I hate to admit it, but I'm beginning to think that something has brought a foul odor to the Garden of Eden.
 
@JeffGu; That was a brilliant piece of satirical writing.

@bonner1040; Are you catching any of this? JeffGu seems like the canary in the mine, to me. If he feels strongly enough about the situation to write up such a great post, you can bet that there are many others that feel the same way, but just don't bother. They just walk out the door and don't come back.

JeffGu is doing you a great service by sharing his experiences with you. It provides the opportunity to make changes before it's too late. Unless you're being prevented from doing so, of course.

Thanks for listening.

Tim
 
So...is he "madder than hell and not gonna take it anymore" or just the Mad Hatter amped up on Faygo and Funyuns?

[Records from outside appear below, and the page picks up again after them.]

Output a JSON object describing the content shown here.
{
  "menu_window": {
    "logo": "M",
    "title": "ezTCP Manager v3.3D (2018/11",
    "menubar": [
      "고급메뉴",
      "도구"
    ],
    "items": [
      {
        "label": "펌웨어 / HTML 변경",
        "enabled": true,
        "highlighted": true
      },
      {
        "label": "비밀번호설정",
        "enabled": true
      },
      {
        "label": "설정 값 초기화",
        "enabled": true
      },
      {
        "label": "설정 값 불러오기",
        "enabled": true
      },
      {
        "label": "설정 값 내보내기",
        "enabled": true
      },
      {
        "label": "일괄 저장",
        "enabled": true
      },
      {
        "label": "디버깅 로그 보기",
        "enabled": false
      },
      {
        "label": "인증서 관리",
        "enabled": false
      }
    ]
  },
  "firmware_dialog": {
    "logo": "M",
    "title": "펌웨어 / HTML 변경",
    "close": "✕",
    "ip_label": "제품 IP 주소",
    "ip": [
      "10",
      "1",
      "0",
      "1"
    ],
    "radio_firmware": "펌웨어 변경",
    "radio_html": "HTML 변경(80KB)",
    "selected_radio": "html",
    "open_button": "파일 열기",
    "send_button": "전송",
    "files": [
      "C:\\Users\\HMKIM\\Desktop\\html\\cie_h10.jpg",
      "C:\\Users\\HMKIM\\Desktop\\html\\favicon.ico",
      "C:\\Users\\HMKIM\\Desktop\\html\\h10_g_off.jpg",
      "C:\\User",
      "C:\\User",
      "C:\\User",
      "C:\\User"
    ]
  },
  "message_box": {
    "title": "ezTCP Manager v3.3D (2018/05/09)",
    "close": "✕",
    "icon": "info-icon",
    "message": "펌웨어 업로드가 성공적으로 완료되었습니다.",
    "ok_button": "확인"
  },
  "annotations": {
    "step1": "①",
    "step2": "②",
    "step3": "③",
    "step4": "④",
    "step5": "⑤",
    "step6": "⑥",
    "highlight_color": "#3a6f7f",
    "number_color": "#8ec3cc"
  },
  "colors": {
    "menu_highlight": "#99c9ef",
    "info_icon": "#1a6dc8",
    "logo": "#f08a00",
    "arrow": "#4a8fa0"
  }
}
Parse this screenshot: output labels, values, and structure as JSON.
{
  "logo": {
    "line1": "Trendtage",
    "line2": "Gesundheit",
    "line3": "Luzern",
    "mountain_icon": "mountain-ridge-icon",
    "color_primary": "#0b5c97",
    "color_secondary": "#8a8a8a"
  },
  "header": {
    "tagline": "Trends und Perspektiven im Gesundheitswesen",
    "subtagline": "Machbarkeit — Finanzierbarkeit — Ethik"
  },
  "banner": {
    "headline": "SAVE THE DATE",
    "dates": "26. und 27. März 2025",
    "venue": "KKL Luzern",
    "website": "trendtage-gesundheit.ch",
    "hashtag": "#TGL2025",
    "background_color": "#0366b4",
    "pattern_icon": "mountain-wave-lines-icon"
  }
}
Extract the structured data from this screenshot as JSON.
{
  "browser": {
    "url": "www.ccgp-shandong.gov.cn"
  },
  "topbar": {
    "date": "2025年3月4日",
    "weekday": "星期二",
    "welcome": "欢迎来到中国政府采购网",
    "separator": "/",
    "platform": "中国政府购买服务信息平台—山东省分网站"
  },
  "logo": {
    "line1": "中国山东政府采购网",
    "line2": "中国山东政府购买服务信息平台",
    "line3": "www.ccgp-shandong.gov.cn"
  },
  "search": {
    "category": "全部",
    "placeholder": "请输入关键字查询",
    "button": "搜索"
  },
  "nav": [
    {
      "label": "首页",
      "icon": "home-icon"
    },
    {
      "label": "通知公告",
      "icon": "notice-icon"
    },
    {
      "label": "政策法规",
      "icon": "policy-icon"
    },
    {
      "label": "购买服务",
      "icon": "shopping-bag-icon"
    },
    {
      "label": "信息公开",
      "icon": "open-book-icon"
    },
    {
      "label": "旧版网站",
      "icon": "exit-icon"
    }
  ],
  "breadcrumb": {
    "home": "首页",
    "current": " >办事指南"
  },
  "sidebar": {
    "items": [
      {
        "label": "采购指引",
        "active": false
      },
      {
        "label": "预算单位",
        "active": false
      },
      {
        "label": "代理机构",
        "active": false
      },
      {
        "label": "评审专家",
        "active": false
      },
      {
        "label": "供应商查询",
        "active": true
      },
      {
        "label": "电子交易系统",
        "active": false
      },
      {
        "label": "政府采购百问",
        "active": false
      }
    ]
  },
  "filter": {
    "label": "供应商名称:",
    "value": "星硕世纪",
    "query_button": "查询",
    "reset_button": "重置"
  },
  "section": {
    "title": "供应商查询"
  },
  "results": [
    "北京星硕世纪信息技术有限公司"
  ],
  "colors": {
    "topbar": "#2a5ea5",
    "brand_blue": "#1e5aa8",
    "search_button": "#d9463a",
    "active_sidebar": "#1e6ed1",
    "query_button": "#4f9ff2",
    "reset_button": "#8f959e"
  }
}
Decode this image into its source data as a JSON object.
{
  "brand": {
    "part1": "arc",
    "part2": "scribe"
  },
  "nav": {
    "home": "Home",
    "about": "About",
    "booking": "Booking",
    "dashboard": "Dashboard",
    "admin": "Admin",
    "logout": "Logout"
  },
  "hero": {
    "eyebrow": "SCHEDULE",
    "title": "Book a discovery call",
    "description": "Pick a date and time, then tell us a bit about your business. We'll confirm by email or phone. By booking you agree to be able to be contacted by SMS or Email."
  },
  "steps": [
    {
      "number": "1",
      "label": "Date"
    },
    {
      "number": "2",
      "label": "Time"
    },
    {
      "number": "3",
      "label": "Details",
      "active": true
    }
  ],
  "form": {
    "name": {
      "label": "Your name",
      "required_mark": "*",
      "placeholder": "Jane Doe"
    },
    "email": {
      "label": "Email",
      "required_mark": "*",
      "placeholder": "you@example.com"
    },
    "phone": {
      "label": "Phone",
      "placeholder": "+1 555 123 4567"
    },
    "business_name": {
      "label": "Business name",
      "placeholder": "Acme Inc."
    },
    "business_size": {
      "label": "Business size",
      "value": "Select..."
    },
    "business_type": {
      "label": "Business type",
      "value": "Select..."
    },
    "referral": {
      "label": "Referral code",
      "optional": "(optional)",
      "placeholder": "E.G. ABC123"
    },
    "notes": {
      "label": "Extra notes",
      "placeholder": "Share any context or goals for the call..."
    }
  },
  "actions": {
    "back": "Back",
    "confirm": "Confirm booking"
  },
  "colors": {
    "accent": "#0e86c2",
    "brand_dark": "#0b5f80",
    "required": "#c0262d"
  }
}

I'll leave that up to you Perpetual Reader, I for one will be watching to see what happens next.

I love it when a plan comes together...
 
Bags of trinkets and toys from Oriental Trading, Ukrainian amputee erotica collection, ant farms, gopher watching kit, Jim Beam...
 
What? Are you trying to infer that Jim Beam is a luxury item, and not a legitimate business expense?
You're talkin' crazy shit, now.

I'll admit that the gopher watching kit was an impulse buy. I really wanted those Soviet Surplus infrared night vision goggles.